The aim is to breed more heifer replacements to improve biosecurity and tighten the calving period. This will help maximise the number of heifers bulled at two years old to improve efficiency.
Calving for the past two years has been in a tight nine-week period, with the bulls going out on 7 July. The aim is to calve them at a condition score of 2.5. They are batched in three groups according to condition and fed on silage during winter housing.
“We hadn’t considered calving heifers at two years old, but SRUC’s Rhidian Jones convinced us of the benefits and that it was achievable,” says Mr Pears.
“We have had heifers that have calved at two years old and have grown into good, mature cows. Letting them run on to calve at three means these beefy cows can get too big for our farm – we’re looking for a cow with a mature weight of 650-675kg. Calving at two also saves on a year’s costs of keeping them and allows us to use their potential as soon as possible.
“We have been surprised at how well they have got back in calf – but the younger the animal, the more fertile it is. Weighing the heifers at bulling time at 14-15 months old has been critical. Heifers going to the bull are weighing about 440kg.”
Purchasing a cattle weighing facility with the help of a North West Livestock Programme grant in 2010 has been key to monitoring and improving the performance of the cattle, including batching the calves for more accurate feeding.
Another aim was to reduce feeding costs by condition scoring to better target feeding rates and to use more silage and straw in the rations to reduce concentrate use.
Specific advice on condition scoring and silage analysis has enabled more straw and silage to be used in cattle rations.
Steer and heifer calves are sold at Hopes Auction Company, Wigton, at three sales in March and May, at an average 13-and-a-half months old weighing 440kg and making more than £1,000 a head.
SRUC’s beef specialist Gavin Hill who advised the Pears family says running a beef herd to breed replacements, as well as producing store cattle is asking the bull to be a “jack of all trades”.
He believes it’s important to maximise the number of calves sold, not just the prices achieved, and that ultimately comes down to getting fertility right.
He advises producers looking to reduce their calving pattern to do so with care over several years. “When a higher proportion of the herd is calving down late, then taking the bulls out early will have a high number of barren cows,” says Mr Hill.

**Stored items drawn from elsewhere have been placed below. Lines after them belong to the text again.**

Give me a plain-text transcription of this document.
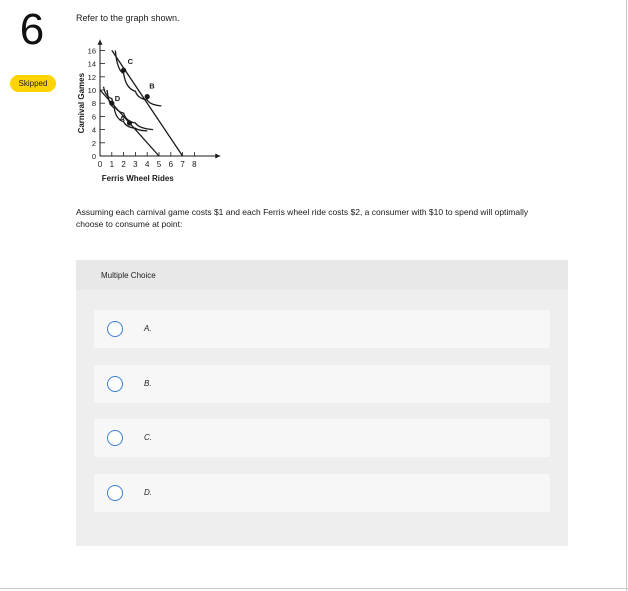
6
Skipped
Refer to the graph shown.
0 1 2 3 4 5 6 7 8
0
2
4
6
8
10
12
14
16
Ferris Wheel Rides
Carnival Games
C
D
A
B
Assuming each carnival game costs $1 and each Ferris wheel ride costs $2, a consumer with $10 to spend will optimally choose to consume at point:
Multiple Choice
A.
B.
C.
D.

“Calving at two years old should prove more profitable, but the decision has to be based on breed, environment, climate and land type as well as how the suckler enterprise is managed,” he adds.
Cows in herd
Av calf weaning wt
Av calf sale wt
Av sale price
Ewes at scanning
Lambs at scanning
% lambs lost
% lambs reared
Lambs sold Aug 1
Vet Alistair Reid of Belle Vue Vets, Wigton, says the objective of improving the productivity of the sheep flock has been to finish a higher percentage of lambs by the beginning of August, while maximising the use of forage and reducing lamb losses from abortion.
A vaccination programme against toxoplasmosis and enzootic abortion, both of which have caused losses in successive lambings, has subsequently reduced lamb losses.
Traditionally, the farm maintained a pure-bred Swaledale flock and sold Mule gimmer lambs. For the past decade, Mules have been retained and crossed with a terminal sire to produce prime lambs, which Mr Pears says has worked well.
Batches of lambs have been creep fed, enabling finishing three weeks earlier than those without creep. A Suffolk ram was used for the first time this year and its performance is being looked at against the Texel.
Last year’s silage quality was greatly improved following soil testing and the ensuing nutrient management programme.
Tests at Fellside House showed the land had sufficient phosphate and potash and, as a result, straight nitrogen was applied instead of a compound fertiliser.
This reduced fertiliser costs, and the improved forage quality also saved on concentrate costs during the winter.